The university, while responding to the Centre's plea seeking withdrawal of appeal filed by the erstwhile UPA regime in the apex court against the Allahabad High Court order divesting the varsity of its minority tag, said the government cannot question the validity of a law made by Parliament or doubt the wisdom of Parliament in making the law, more so before a court of law.

It also opposed the ground taken by the NDA government that AMU was set up by a central act and that a five-judge constitution bench in 1967 in the Aziz Basha case had held that it was a "central university" and not a minority institution, saying the High Court had wrongly struck down certain sections of the Aligarh Muslim University Act, 1920 to take away its minority tag.

Elaborating on the ground for opposing the Centre's plea, the varsity said the appeal filed by the UPA government cannot be withdrawn by the NDA government.

"Considering these facts and the importance of the issues involved in the present appeal, the decision taken after change of Government at the Centre, by the present NDA Government led by a member of the Bharatiya Janta Party, does not appear to be a sound decision based on cogent and valid reasons, but one based on political considerations," the varsity said in its affidavit.

The AMU affidavit quoted the Centre's affidavit as saying: "simply asserting that the AMU has been established by the minority community is an illegitimate usurpation of judicial power." 

It said such a plea on the part of the "executive wing of the State accusing Parliament of illegitimate usurpation of judicial power is unconstitutional, highly irreverential and irresponsible apart from being ex facie improper. It amounts to contempt of Parliament.

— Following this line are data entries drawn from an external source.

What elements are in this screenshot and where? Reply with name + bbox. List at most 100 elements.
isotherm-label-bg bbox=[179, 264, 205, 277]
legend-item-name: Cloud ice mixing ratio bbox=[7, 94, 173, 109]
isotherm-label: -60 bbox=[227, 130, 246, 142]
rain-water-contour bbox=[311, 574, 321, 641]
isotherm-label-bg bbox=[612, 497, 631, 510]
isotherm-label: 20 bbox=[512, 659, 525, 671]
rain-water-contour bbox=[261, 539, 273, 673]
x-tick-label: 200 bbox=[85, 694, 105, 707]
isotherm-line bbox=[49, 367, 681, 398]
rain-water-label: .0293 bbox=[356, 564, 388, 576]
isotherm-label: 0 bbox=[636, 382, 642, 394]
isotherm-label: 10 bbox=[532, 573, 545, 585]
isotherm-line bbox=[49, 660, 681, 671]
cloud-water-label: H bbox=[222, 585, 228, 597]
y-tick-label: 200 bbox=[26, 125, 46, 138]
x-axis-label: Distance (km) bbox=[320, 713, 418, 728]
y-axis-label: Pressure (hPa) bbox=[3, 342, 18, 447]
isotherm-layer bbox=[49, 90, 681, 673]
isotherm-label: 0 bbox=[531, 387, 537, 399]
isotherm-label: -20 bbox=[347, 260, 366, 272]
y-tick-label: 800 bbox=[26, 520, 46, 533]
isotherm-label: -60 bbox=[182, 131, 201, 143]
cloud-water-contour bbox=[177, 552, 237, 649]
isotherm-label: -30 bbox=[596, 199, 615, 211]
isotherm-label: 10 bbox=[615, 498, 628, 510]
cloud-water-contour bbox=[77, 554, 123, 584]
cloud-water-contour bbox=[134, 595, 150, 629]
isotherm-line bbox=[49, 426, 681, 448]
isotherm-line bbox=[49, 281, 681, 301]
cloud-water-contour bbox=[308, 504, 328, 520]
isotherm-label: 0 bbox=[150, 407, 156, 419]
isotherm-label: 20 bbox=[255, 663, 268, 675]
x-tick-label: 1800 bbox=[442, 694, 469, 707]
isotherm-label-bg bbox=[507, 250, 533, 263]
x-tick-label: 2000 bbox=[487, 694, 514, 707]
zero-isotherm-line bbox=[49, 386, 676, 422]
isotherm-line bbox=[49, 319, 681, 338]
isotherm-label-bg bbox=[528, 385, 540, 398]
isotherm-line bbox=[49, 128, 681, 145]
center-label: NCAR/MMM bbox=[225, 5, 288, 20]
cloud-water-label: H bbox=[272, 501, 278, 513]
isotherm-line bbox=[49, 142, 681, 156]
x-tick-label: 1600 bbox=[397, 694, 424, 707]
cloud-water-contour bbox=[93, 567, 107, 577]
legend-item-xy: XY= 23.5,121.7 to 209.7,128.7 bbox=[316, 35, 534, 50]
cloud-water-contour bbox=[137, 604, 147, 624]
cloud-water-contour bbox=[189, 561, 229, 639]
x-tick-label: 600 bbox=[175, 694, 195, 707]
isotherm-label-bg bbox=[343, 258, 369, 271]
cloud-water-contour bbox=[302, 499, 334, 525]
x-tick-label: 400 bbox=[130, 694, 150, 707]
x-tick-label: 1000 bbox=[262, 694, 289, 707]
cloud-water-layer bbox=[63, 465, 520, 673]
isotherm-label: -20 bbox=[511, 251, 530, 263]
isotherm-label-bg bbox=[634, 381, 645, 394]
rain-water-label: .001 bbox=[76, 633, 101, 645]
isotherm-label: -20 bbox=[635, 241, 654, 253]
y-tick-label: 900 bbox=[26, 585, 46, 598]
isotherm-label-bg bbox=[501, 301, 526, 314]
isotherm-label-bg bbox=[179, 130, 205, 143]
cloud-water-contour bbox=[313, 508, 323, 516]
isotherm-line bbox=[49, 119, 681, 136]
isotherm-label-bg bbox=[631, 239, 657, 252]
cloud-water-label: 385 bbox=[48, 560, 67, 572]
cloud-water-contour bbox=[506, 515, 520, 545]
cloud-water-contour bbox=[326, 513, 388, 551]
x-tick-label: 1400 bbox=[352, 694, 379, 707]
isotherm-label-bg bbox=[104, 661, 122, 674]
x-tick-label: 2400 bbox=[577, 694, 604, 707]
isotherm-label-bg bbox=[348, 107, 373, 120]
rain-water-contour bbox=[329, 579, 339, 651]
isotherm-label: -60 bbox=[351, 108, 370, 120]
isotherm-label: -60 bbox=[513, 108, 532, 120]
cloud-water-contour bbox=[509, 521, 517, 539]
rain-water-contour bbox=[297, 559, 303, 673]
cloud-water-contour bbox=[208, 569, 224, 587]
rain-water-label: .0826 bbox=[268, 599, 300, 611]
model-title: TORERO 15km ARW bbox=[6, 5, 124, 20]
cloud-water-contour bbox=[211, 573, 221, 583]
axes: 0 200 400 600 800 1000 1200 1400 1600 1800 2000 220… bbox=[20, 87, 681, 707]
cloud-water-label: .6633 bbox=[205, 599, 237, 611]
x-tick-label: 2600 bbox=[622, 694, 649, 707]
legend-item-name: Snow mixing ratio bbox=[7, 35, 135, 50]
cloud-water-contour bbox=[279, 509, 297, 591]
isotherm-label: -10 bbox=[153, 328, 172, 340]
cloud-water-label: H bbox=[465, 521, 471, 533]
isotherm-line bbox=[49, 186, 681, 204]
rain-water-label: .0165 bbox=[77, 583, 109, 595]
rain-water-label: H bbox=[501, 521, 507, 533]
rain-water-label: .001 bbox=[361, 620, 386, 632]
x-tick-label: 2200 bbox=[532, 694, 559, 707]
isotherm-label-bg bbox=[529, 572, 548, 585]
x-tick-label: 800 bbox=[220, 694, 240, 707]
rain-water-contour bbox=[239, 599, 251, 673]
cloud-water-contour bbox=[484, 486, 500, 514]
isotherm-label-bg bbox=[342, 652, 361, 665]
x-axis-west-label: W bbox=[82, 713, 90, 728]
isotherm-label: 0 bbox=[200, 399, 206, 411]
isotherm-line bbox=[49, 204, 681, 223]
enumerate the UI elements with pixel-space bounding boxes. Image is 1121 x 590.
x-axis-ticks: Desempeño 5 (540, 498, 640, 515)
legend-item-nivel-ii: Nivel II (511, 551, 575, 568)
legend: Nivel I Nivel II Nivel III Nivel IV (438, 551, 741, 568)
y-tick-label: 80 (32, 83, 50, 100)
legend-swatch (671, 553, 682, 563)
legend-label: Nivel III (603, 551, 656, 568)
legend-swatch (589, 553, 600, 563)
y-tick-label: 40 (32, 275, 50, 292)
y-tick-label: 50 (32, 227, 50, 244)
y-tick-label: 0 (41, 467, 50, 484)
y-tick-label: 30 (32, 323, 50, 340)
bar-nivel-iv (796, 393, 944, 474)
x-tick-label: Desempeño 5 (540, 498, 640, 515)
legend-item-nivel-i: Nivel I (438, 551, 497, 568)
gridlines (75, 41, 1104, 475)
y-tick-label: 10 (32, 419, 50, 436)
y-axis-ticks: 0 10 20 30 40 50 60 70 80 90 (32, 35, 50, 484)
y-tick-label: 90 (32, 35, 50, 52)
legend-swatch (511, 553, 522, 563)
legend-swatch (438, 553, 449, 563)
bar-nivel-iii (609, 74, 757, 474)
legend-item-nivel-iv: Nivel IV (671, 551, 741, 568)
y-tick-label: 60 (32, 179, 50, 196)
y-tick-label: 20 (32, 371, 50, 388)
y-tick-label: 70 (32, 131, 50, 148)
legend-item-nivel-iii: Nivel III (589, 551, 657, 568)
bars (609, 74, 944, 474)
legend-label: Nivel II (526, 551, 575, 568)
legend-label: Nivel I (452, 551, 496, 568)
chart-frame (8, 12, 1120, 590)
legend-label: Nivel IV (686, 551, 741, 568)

The varsity further said "Union of India cannot be permitted to withdraw its appeal on this ground. It is well settled by this Hon'ble Court that a decision taken at the governmental level will not be nullified by a change of government by another political party assuming power particularly when such a decision affects the interest of the nation as a whole."
It said parliamentary democracy is part of the basic structure of the Constitution and therefore it is the duty of the Executive to defend Parliament whenever and wherever any Act of Parliament is challenged. 

"It is not open to the Central Government to question the validity of a law made by Parliament or to doubt the wisdom of Parliament in making the law; more so, before a court of law," it said. 

The University said that apex court should appoint an eminent senior advocate as amicus curiae to assist it, considering the substantial questions of law of general public 
importance involved in the batch of appeals, including the correctness of Constitutional Bench judgment in Azeez Basha versus Union of India case. 

It said that none of the facts mentioned by Centre are new and all the facts were in the knowledge of the Union when it had filed the present appeal before the apex Court in 2006. 

AMU said that in respect of other Universities, the Governor/Lt Governor used to be the Chancellor but the varsity was provided a special dispensation in 1920 in comparison to 
other State established universities which also shows its "unique minority character". 

The Allahabad High Court had in January 2006 struck down the provision of the AMU (Amendment) Act, 1981 by which the university was accorded minority status. 

AMU Act was enacted in 1920 dissolving and incorporating Mohammedan Anglo-Oriental (MAO) College. AMU (Amendment) Act in 1951 was passed by Parliament to do away with compulsory instruction in Muslim theology. The amendment opened membership of the Court of AMU to non-Muslims. 

Changes were introduced by the 1966 amendment to AMU Act, which was challenged before the Supreme Court by S Aziz Basha. The SC dismissed the petition in 1967 holding that AMU was not a minority institution because it had been established by an Act of Parliament and had not been set up by Muslims.